Briefly

Germany

Investigator testifies about lead 9-11 pilot

Lead 9-11 pilot Mohamed Atta may have been involved in the plot to attack the United States earlier than is widely believed, a U.S. investigator who helped write the 9/11 Commission Report said Tuesday at the retrial of a Moroccan accused of aiding the hijackers.

The testimony by Dietrich Snell could bolster prosecutors’ contention that suicide hijackers Atta, Marwan al-Shehhi, and Ziad Jarrah and their alleged accomplice Ramzi Binalshibh formed a terrorist organization in Germany before going to Afghanistan in 1999 to train at one of Osama bin Laden’s camps.

Mounir el Motassadeq, 30, is accused of providing logistical support to the group. He risks 15 years in prison on more than 3,000 counts of accessory to murder and membership in a terrorist organization.

Moscow

Chechen leader tied to school bombing killed

Chechen rebel leader Aslan Maskhadov, a fugitive with a $10 million price on his head and linked by the Kremlin to a bloody school hostage siege, was killed Tuesday during a special forces operation — a significant propaganda victory for Russia in a war that has left tens of thousands dead.

Television channel NTV showed footage of the chief of Russia’s Federal Security Service telling President Vladimir Putin that Maskhadov had been killed.

Putin responded, “There is a lot of work here. We must augment the effort aimed at the defense of the citizens of the republic” — a clear indication that Russia intends to wipe out the rebels rather than seek a negotiated outcome.

Even if Russia wanted a settlement with the separatists, Maskhadov’s death may make that more difficult to achieve. His killing could well place the insurgents firmly in the camp of the more radical warlord Shamil Basayev. While Maskhadov was secular-minded, Basayev is an adherent of the strict form of Islam preached by Osama bin Laden.

Washington, D.C.

Bush says Mideast ‘has begun to thaw’

President Bush said Tuesday that authoritarian rule in the Middle East has begun to ease, and he insisted anew that Syria must end its nearly three-decade occupation of Lebanon.

“Today, I have a message for the people of Lebanon: All the world is witnessing your great movement of conscience,” Bush said during a speech on terrorism at National Defense University. “The American people are at your side.”

Nearly 500,000 pro-Syrian demonstrators in Lebanon, however, had a different message. The mass protest in Beirut by people chanting anti-American slogans and carrying placards that read, “America is the source of terrorism,” far outnumbered the 70,000 protesters who shouted “Syria out” on the streets on Monday.
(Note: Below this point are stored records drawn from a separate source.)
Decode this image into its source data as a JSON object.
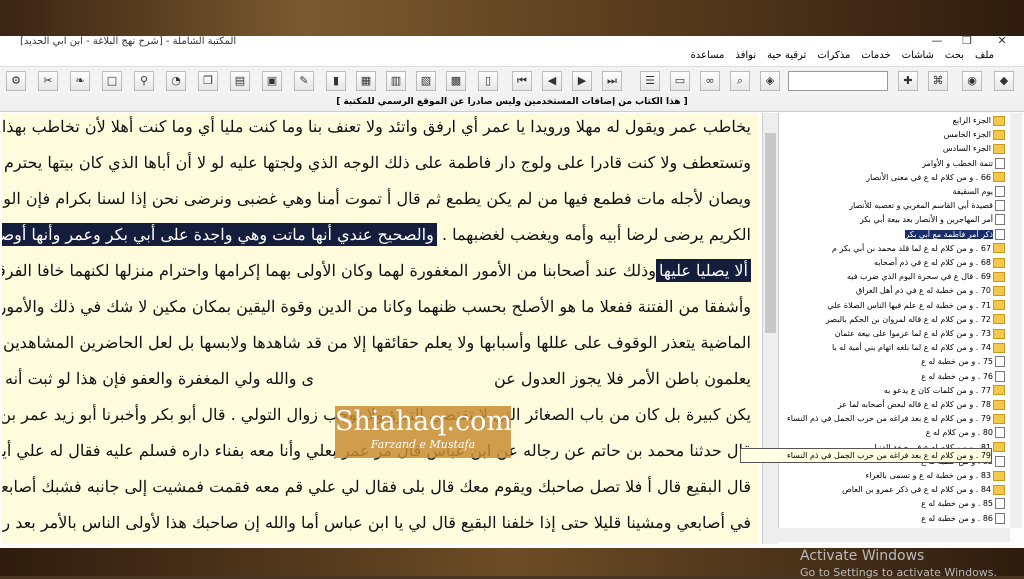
{
  "window": {
    "title": "المكتبة الشاملة - [شرح نهج البلاغة - ابن ابي الحديد]",
    "controls": [
      "—",
      "❐",
      "✕"
    ]
  },
  "menu": [
    "ملف",
    "بحث",
    "شاشات",
    "خدمات",
    "مذكرات",
    "ترقية حية",
    "نوافذ",
    "مساعدة"
  ],
  "notice": "[ هذا الكتاب من إضافات المستخدمين وليس صادرا عن الموقع الرسمي للمكتبة ]",
  "reader": {
    "lines": [
      "يخاطب عمر ويقول له مهلا ورويدا يا عمر أي ارفق واتئد ولا تعنف بنا وما كنت مليا أي وما كنت أهلا لأن تخاطب بهذا",
      "وتستعطف ولا كنت قادرا على ولوج دار فاطمة على ذلك الوجه الذي ولجتها عليه لو لا أن أباها الذي كان بيتها يحترم",
      "ويصان لأجله مات فطمع فيها من لم يكن يطمع ثم قال أ تموت أمنا وهي غضبى ونرضى نحن إذا لسنا بكرام فإن الولد",
      "الكريم يرضى لرضا أبيه وأمه ويغضب لغضبهما .",
      "ألا يصليا عليها",
      "وأشفقا من الفتنة ففعلا ما هو الأصلح بحسب ظنهما وكانا من الدين وقوة اليقين بمكان مكين لا شك في ذلك والأمور",
      "الماضية يتعذر الوقوف على عللها وأسبابها ولا يعلم حقائقها إلا من قد شاهدها ولابسها بل لعل الحاضرين المشاهدين لها",
      "يعلمون باطن الأمر فلا يجوز العدول عن",
      "ى والله ولي المغفرة والعفو فإن هذا لو ثبت أنه خطأ لم",
      "يكن كبيرة بل كان من باب الصغائر التي لا تقتضي التبرؤ ولا توجب زوال التولي . قال أبو بكر وأخبرنا أبو زيد عمر بن شبة",
      "قال حدثنا محمد بن حاتم عن رجاله عن ابن عباس قال مر عمر بعلي وأنا معه بفناء داره فسلم عليه فقال له علي أين تريد",
      "قال البقيع قال أ فلا تصل صاحبك ويقوم معك قال بلى فقال لي علي قم معه فقمت فمشيت إلى جانبه فشبك أصابعه",
      "في أصابعي ومشينا قليلا حتى إذا خلفنا البقيع قال لي يا ابن عباس أما والله إن صاحبك هذا لأولى الناس بالأمر بعد رسول"
    ],
    "highlight_1": "والصحيح عندي أنها ماتت وهي واجدة على أبي بكر وعمر وأنها أوصت",
    "line5_rest": "وذلك عند أصحابنا من الأمور المغفورة لهما وكان الأولى بهما إكرامها واحترام منزلها لكنهما خافا الفرقة"
  },
  "watermark": {
    "site": "Shiahaq.com",
    "by": "Farzand e Mustafa"
  },
  "tree": {
    "nodes": [
      {
        "label": "الجزء الرابع",
        "kind": "folder"
      },
      {
        "label": "الجزء الخامس",
        "kind": "folder"
      },
      {
        "label": "الجزء السادس",
        "kind": "folder"
      },
      {
        "label": "تتمة الخطب و الأوامر",
        "kind": "doc"
      },
      {
        "label": "66 . و من كلام له ع في معنى الأنصار",
        "kind": "folder"
      },
      {
        "label": "يوم السقيفة",
        "kind": "doc"
      },
      {
        "label": "قصيدة أبي القاسم المغربي و تعصبه للأنصار",
        "kind": "doc"
      },
      {
        "label": "أمر المهاجرين و الأنصار بعد بيعة أبي بكر",
        "kind": "doc"
      },
      {
        "label": "ذكر أمر فاطمة مع أبي بكر",
        "kind": "doc",
        "selected": true
      },
      {
        "label": "67 . و من كلام له ع لما قلد محمد بن أبي بكر م",
        "kind": "folder"
      },
      {
        "label": "68 . و من كلام له ع في ذم أصحابه",
        "kind": "folder"
      },
      {
        "label": "69 . قال ع في سحرة اليوم الذي ضرب فيه",
        "kind": "folder"
      },
      {
        "label": "70 . و من خطبة له ع في ذم أهل العراق",
        "kind": "folder"
      },
      {
        "label": "71 . و من خطبة له ع علم فيها الناس الصلاة علي",
        "kind": "folder"
      },
      {
        "label": "72 . و من كلام له ع قاله لمروان بن الحكم بالبصر",
        "kind": "folder"
      },
      {
        "label": "73 . و من كلام له ع لما عزموا على بيعة عثمان",
        "kind": "folder"
      },
      {
        "label": "74 . و من كلام له ع لما بلغه اتهام بني أمية له با",
        "kind": "folder"
      },
      {
        "label": "75 . و من خطبة له ع",
        "kind": "doc"
      },
      {
        "label": "76 . و من خطبة له ع",
        "kind": "doc"
      },
      {
        "label": "77 . و من كلمات كان ع يدعو به",
        "kind": "folder"
      },
      {
        "label": "78 . و من كلام له ع قاله لبعض أصحابه لما عز",
        "kind": "folder"
      },
      {
        "label": "79 . و من كلام له ع بعد فراغه من حرب الجمل في ذم النساء",
        "kind": "folder"
      },
      {
        "label": "80 . و من كلام له ع",
        "kind": "doc"
      },
      {
        "label": "81 . و من كلام له ع في صفة الدنيا",
        "kind": "folder"
      },
      {
        "label": "82 . و من خطبة له ع",
        "kind": "doc"
      },
      {
        "label": "83 . و من خطبة له ع و تسمى بالغراء",
        "kind": "folder"
      },
      {
        "label": "84 . و من كلام له ع في ذكر عمرو بن العاص",
        "kind": "folder"
      },
      {
        "label": "85 . و من خطبة له ع",
        "kind": "doc"
      },
      {
        "label": "86 . و من خطبة له ع",
        "kind": "doc"
      }
    ],
    "tooltip": "79 . و من كلام له ع بعد فراغه من حرب الجمل في ذم النساء"
  },
  "os": {
    "activate": "Activate Windows",
    "activate_sub": "Go to Settings to activate Windows."
  }
}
The Bush administration brushed aside the anti-American sentiment, saying it was happy to see people peacefully express their views. Bush, undaunted, listed nations — Russia, France, Germany and Saudi Arabia — that have called for Syria’s withdrawal from Lebanon.

Beijing

Fire on kindergarten bus kills 12 children

A fire on a kindergarten bus in eastern China killed 12 children and injured at least five others, the government said today.
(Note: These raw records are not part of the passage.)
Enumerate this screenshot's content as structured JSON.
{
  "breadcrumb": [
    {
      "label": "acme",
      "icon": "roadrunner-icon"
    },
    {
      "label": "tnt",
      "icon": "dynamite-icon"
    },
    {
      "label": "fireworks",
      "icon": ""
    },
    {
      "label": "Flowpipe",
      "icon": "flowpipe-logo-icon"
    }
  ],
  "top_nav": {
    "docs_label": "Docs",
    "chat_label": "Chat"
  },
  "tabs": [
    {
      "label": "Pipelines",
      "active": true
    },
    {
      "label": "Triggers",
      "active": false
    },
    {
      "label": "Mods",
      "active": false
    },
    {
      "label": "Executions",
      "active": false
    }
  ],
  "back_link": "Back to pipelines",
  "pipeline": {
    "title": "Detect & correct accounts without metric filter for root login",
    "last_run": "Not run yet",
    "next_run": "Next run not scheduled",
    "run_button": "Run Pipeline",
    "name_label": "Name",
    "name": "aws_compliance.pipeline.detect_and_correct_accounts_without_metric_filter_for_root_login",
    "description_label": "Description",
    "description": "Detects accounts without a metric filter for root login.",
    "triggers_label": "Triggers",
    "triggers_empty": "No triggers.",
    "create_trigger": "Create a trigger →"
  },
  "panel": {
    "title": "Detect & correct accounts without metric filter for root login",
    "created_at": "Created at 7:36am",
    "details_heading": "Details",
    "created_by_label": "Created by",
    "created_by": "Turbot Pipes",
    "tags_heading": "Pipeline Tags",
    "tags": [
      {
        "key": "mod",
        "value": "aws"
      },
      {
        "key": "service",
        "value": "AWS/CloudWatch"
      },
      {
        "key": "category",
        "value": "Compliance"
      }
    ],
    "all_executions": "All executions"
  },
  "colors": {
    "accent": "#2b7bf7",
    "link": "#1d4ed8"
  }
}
The fire broke out late Tuesday afternoon while the bus was delivering the children to their homes in Linyi, a city in eastern China’s Shandong province, the official Xinhua News Agency reported.
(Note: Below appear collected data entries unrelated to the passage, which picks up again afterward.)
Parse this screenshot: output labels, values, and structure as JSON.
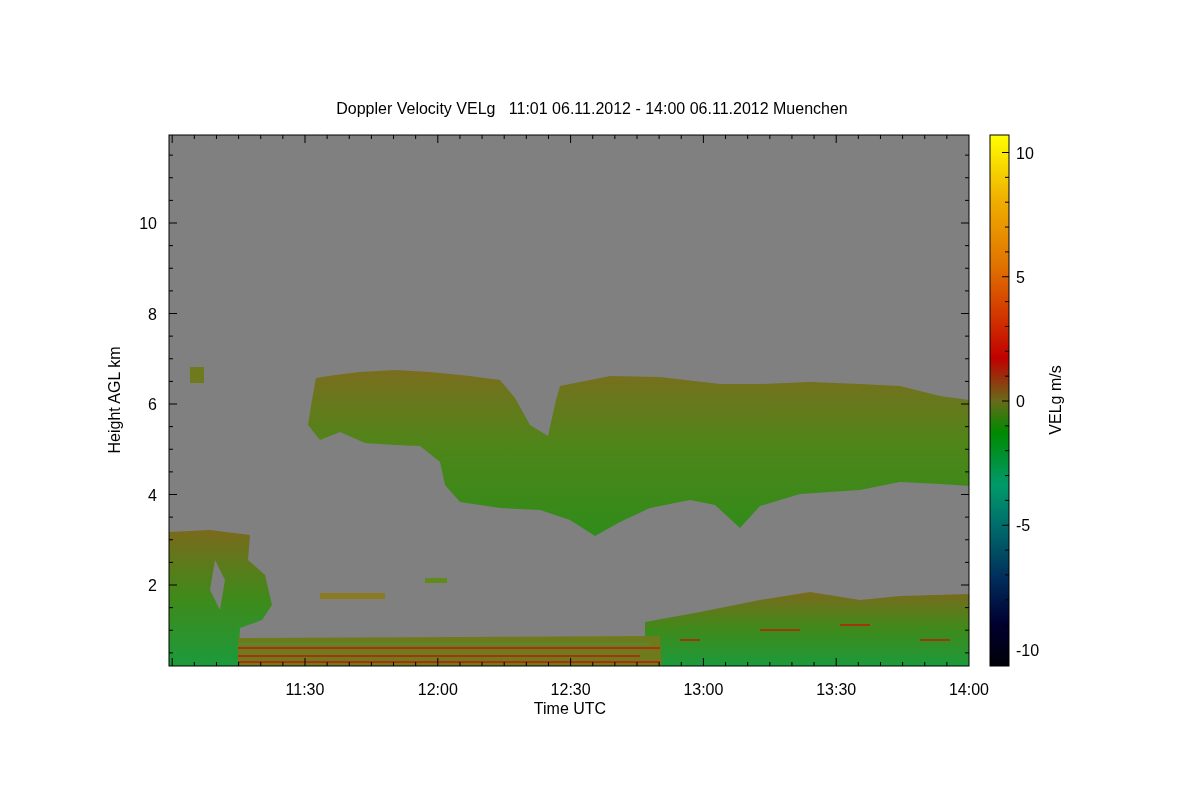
{
  "title": "Doppler Velocity VELg   11:01 06.11.2012 - 14:00 06.11.2012 Muenchen",
  "y_axis": {
    "label": "Height AGL km",
    "ticks": [
      "10",
      "8",
      "6",
      "4",
      "2"
    ]
  },
  "x_axis": {
    "label": "Time UTC",
    "ticks": [
      "11:30",
      "12:00",
      "12:30",
      "13:00",
      "13:30",
      "14:00"
    ]
  },
  "colorbar": {
    "label": "VELg m/s",
    "ticks": [
      "10",
      "5",
      "0",
      "-5",
      "-10"
    ]
  }
}
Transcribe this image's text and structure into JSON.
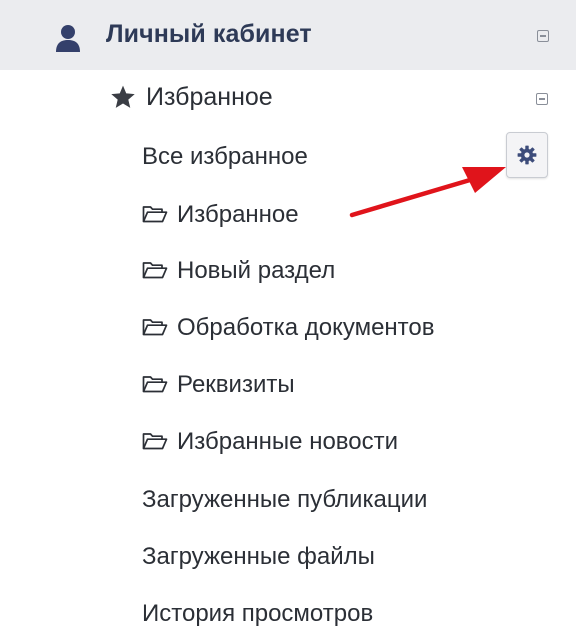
{
  "header": {
    "title": "Личный кабинет",
    "icon": "user-icon",
    "collapse_icon": "collapse-icon"
  },
  "favorites": {
    "label": "Избранное",
    "icon": "star-icon",
    "collapse_icon": "collapse-icon",
    "settings_icon": "gear-icon"
  },
  "menu": {
    "all_favorites": "Все избранное",
    "folders": [
      {
        "label": "Избранное",
        "icon": "folder-open-icon"
      },
      {
        "label": "Новый раздел",
        "icon": "folder-open-icon"
      },
      {
        "label": "Обработка документов",
        "icon": "folder-open-icon"
      },
      {
        "label": "Реквизиты",
        "icon": "folder-open-icon"
      },
      {
        "label": "Избранные новости",
        "icon": "folder-open-icon"
      }
    ],
    "uploaded_publications": "Загруженные публикации",
    "uploaded_files": "Загруженные файлы",
    "view_history": "История просмотров"
  },
  "colors": {
    "header_bg": "#ebecef",
    "header_text": "#2e3a57",
    "icon_blue": "#34406b",
    "arrow_red": "#e0141b"
  }
}
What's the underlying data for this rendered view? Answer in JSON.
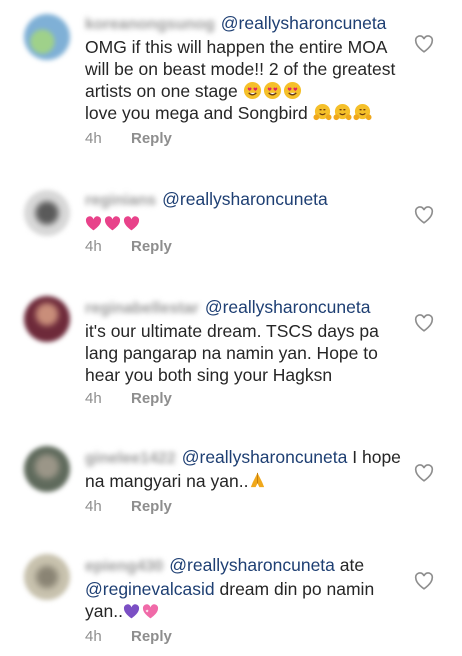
{
  "comments": [
    {
      "username": "koreanongsunog",
      "mention": "@reallysharoncuneta",
      "text": "OMG if this will happen the entire MOA will be on beast mode!! 2 of the greatest artists on one stage",
      "text2": "love you mega and Songbird",
      "time": "4h",
      "reply": "Reply",
      "avatar_color": "#7fb0d6",
      "emojis": [
        "heart-eyes-face-icon",
        "heart-eyes-face-icon",
        "heart-eyes-face-icon",
        "hugging-face-icon",
        "hugging-face-icon",
        "hugging-face-icon"
      ]
    },
    {
      "username": "reginians",
      "mention": "@reallysharoncuneta",
      "text": "",
      "time": "4h",
      "reply": "Reply",
      "avatar_color": "#cfcfcf",
      "emojis": [
        "pink-heart-icon",
        "pink-heart-icon",
        "pink-heart-icon"
      ]
    },
    {
      "username": "reginabellestar",
      "mention": "@reallysharoncuneta",
      "text": "it's our ultimate dream. TSCS days pa lang pangarap na namin yan. Hope to hear you both sing your Hagksn",
      "time": "4h",
      "reply": "Reply",
      "avatar_color": "#8a3b4a"
    },
    {
      "username": "ginelee1422",
      "mention": "@reallysharoncuneta",
      "text": "I hope na mangyari na yan..",
      "time": "4h",
      "reply": "Reply",
      "avatar_color": "#7a7a6a",
      "emojis": [
        "folded-hands-icon"
      ]
    },
    {
      "username": "epieng430",
      "mention": "@reallysharoncuneta",
      "text": "ate",
      "mention2": "@reginevalcasid",
      "text2": " dream din po namin yan..",
      "time": "4h",
      "reply": "Reply",
      "avatar_color": "#b7b09c",
      "emojis": [
        "purple-heart-icon",
        "sparkling-heart-icon"
      ]
    }
  ],
  "colors": {
    "text": "#262626",
    "mention": "#1e3f73",
    "meta": "#8e8e8e",
    "heart_outline": "#8e8e8e"
  }
}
It said that 23 people were aboard the bus when it caught fire. Five children died at the scene, and seven who were seriously injured died despite emergency treatment, it said.

Four other children and one teacher also were hospitalized, the report said.

Kosovo

Prime minister plans to surrender to U.N.

Kosovo’s prime minister resigned Tuesday with plans to surrender to a U.N. court which he said has indicted him for war crime allegations. But he insisted he was innocent of the charges.

Ramush Haradinaj, who was in office for three months, said he would leave today for The Hague, Netherlands, where the tribunal is based.

“Today I have been called upon to make a sacrifice, something I never believed would happen,” he said in a statement. “This means also cooperation with international justice, however unjust it is.”

Haradinaj said his actions as an ethnic Albanian rebel commander during the 1998-99 war against Serb forces were consistent with international law.

Haradinaj suggested others also were named in the indictment. But neither he nor tribunal officials gave any details on the charges or on what crimes he allegedly committed.

Serbian officials accuse him of command responsibility in the alleged killing of several Serb civilians by forces of the rebel Kosovo Liberation Army in 1998, close to his home village of Glodjanje.

Nepal

Hundreds arrested at anti-monarchy rallies

Nepal’s political parties launched their first major protest Tuesday against King Gyanendra’s imposition of emergency rule, but truncheon-wielding police poured into the streets of the capital and arrested former lawmakers and ministers at the rally.

Anti-monarchy protests also broke out in cities across the Himalayan nation, defying a ban on meetings that is part of the emergency rule declared Feb. 1. Hundreds were arrested, police and political activists said.

A least two former government ministers and five former lawmakers were among dozens of people arrested by police in Katmandu, said police and political activists.

Elsewhere in the Himalayan nation, nearly 200 people were arrested, the sources said.